The Revd Stanley Goodall: 1914-2018
'Known for a very dedicated and energetic approach to ministry, particularly work with young people'
Stanley Goodall was born in Batley, West Yorkshire on 28 November 1914, the youngest child of James Richard and Martha Ann Goodall. He had a brother, Clement, and sister Janet. An older daughter, Ada, had died in infancy. He attended Healey Elementary School and Batley Grammar School, where he succeeded in passing the matriculation exam but decided to leave school, believing incorrectly that the family could not afford his continued education.
He worked for Montague Burton’s tailors, becoming the manager of the Batley branch at the age of 26, coinciding with the start of the second world war. In the 1930s he had embraced pacifist convictions but as he learned more about the Nazi regime he changed his mind and volunteered for the Royal Navy, starting as an Ordinary Seaman and serving on various ships, notably the cruiser HMS Glasgow in the Mediterranean, then going through the Suez canal and finishing up in Singapore. There, an application he had made for officer training was successful and he was ordered to return to England, which he did, narrowly missing the Japanese invasion of Singapore! He was taken by ship up the west coast of America and then across Canada on the Canadian Pacific Railroad, to join a ship for England, thus circumnavigating the globe, and all at the King’s expense!
At the age of 21 he had met Harriett Hannah Barron, a teacher from County Durham and a Primitive Methodist local preacher. They became engaged, but the war hindered their wedding plans until December 1943, when he was given 36 hours leave from a decoy station on the Kent marshes, and they were married in Ferryhill Village Methodist Church, County Durham, before hurrying back to Kent and their honeymoon at the Royal Fountain Hotel in Sheerness dockland. During his time in Sheerness, Stanley attended Minster Road Baptist Church, then known as Halfway Mission, and was credited with the idea that led to a building fund and ultimately the completion of their present building. Harriett returned to Ferryhill for a time and became the first married woman teacher in County Durham. Stanley served on an armed trawler based in Freetown, escorting Atlantic convoys and all too frequently having to rescue the crews of ships that had been sunk by uboats. During that time he was briefly a prisoner of the Vichy French in West Africa, and also contracted malaria.

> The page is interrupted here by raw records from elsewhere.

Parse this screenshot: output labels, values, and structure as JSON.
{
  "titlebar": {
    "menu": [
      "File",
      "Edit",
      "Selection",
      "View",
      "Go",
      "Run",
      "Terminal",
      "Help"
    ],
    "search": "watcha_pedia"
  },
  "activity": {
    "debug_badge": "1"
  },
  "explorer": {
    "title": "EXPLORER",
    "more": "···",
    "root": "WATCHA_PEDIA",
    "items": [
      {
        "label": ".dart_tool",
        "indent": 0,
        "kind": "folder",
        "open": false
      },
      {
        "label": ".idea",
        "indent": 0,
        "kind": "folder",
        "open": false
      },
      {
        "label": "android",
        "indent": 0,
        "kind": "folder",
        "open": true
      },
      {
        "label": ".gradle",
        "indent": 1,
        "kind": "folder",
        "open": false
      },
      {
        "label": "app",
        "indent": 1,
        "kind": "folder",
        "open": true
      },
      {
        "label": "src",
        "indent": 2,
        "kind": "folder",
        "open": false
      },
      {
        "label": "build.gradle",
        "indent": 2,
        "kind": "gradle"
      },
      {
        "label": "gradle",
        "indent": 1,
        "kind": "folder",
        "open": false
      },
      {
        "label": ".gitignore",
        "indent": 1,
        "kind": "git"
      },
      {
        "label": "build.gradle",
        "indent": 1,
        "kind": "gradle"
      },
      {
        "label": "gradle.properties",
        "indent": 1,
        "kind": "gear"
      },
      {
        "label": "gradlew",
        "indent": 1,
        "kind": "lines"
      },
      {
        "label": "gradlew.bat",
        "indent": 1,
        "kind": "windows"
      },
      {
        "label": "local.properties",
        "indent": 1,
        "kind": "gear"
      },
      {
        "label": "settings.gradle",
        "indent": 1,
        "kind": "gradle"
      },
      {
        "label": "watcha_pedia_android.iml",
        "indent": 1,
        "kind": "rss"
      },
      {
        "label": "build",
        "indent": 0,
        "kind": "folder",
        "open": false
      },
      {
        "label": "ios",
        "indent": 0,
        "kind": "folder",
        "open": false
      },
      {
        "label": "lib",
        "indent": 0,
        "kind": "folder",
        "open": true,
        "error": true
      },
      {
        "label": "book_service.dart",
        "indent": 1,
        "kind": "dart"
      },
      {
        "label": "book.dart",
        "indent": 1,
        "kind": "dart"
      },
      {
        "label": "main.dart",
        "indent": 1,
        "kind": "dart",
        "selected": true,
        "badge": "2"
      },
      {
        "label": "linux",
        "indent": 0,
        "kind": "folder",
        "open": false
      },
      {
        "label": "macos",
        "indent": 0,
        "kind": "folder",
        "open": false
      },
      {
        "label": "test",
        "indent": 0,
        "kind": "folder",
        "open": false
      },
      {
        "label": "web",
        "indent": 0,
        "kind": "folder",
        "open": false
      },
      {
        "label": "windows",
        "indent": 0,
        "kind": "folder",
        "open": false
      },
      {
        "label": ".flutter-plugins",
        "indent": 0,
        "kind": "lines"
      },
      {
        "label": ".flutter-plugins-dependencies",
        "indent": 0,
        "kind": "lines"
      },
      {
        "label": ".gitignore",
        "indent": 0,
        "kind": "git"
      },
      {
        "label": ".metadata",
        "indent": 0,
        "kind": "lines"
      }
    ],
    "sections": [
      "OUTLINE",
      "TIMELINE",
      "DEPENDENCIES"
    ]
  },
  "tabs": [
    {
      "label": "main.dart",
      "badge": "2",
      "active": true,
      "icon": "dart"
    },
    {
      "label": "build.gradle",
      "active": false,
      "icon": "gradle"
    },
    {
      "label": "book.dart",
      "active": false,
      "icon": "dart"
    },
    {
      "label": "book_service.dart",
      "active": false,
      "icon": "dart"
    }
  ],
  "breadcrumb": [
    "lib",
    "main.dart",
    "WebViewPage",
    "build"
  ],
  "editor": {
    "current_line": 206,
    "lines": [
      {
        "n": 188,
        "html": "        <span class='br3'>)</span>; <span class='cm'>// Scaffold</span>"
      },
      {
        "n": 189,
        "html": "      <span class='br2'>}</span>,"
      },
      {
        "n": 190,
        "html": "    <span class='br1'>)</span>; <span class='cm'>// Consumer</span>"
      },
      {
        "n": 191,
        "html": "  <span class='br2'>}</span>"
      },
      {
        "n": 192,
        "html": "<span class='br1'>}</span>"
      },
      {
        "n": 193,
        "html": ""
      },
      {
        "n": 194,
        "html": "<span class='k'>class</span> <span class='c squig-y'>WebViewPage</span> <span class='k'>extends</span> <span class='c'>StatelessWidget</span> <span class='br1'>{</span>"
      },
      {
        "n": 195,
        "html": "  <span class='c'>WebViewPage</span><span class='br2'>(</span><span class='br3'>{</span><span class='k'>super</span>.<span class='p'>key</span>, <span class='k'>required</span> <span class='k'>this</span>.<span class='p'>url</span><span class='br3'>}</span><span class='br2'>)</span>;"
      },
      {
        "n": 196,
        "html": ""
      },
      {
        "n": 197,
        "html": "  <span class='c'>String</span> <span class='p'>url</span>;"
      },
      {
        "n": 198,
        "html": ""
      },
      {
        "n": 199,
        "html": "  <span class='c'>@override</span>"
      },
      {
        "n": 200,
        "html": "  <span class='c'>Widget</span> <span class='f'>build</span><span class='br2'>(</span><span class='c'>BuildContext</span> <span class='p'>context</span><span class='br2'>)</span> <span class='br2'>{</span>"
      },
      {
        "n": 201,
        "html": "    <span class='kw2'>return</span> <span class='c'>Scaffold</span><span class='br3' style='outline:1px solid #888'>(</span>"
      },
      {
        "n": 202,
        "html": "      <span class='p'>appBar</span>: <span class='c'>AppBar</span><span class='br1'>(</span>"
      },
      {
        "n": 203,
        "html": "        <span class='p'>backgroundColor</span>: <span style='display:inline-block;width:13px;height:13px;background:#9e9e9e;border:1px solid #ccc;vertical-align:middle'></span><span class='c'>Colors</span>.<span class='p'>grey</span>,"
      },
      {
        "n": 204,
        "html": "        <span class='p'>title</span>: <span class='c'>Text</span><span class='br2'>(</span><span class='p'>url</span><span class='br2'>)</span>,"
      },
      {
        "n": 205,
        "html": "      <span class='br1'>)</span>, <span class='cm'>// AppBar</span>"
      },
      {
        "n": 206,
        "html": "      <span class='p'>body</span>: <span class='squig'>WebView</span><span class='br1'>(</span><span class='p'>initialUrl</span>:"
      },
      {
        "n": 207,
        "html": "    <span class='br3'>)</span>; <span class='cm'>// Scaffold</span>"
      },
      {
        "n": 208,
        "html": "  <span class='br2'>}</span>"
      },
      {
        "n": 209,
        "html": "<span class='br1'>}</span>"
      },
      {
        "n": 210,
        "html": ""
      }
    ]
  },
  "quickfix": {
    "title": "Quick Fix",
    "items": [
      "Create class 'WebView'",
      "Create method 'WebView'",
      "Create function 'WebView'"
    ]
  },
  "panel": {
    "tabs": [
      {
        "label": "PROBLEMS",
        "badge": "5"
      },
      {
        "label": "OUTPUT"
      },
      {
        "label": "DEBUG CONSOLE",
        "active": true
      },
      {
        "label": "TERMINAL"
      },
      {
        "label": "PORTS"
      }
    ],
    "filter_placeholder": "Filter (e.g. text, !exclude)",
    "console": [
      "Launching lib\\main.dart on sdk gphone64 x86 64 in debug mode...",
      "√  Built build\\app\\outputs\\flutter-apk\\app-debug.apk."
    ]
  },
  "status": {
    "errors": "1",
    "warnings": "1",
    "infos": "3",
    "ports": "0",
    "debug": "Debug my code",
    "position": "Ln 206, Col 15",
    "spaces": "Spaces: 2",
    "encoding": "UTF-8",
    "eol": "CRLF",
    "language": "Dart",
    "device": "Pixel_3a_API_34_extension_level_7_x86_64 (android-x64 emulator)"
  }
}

Their wartime experience contributed to Stanley and Harriett hearing the call of God into ministry. He trained at Rawdon College, Leeds and served Baptist churches in Nottingham (the Chase), Idle (Bradford), Keighley (Albert Street and Slack Lane, Oakworth), and Wakefield. After a brief retirement pastorate in Canonbie, Dumfreisshire (United Free Church of Scotland), they moved to Todmorden and the part-time pastorate of Vale Baptist Church, Cornholme. He was known for a very dedicated and energetic approach to ministry, particularly work with young people. The churches he served experienced remarkable growth at times, and a large number of people were baptised during his ministry.
Harriett died in 1993 at the age of 90. Stanley, who was 79 at the time, continued in Todmorden until he entered sheltered accommodation at Royd Court, Mirfield, part of Pilgrim Homes, in January 2012.
Stanley and Harriett had one son, Brian, also a Baptist minister, three granddaughters and four great-grandchildren. Many people have cause to give thanks for his life.